To make the batter; place the flour in a bowl and make a well in the centre. Crack the egg into the well. Using a fork, begin to mix the egg into the flour and dribble in the soda water to help loosen the mixture as you go. Once the mixture is a uniform, thick cream consistency (no lumps!), slowly pour in the rest of the soda water, stirring all the time. Set it to one side.

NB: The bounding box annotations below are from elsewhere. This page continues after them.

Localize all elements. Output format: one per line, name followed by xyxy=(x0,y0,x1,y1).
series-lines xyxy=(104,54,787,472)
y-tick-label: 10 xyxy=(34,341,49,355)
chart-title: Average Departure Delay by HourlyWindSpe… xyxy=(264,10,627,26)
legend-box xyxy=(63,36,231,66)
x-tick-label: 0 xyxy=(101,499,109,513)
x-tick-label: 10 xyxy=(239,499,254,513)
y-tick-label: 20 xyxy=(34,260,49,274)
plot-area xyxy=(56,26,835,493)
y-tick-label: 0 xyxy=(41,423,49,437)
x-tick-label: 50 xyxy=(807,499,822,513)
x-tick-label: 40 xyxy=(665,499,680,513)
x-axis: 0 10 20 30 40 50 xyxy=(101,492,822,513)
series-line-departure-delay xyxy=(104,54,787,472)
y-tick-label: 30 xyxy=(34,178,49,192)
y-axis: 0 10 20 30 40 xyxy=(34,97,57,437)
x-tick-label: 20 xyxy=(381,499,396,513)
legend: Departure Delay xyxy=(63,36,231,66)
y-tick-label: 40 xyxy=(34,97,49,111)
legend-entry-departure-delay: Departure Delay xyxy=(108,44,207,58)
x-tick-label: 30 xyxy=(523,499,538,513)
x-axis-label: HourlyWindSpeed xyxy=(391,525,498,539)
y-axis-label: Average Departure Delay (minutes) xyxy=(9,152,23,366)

Take a large, non stick frying pan and place three or four TBSPs of canola or vegetable oil, and one TBSP of olive oil into the pan. The oil should cover the base of the pan well but not be at all deep. Bring the pan up to a medium heat and splatter in some batter to check that it is ready – the batter should gently go golden and bubble a little – not spit too much or burn. When ready, generously dip your flowers in the batter, ensuring they are completely submerged before removing and placing in the frying pan. A little excess batter is welcome – don’t try to shake off all the excess drips! Turn after about 30 seconds or when the underside has become the desired colour and cook the other side.
Remove, and drain on paper towel. Sprinkle with Maldon Sea Salt and eat immediately, ideally with a cold glass of white wine or a light beer.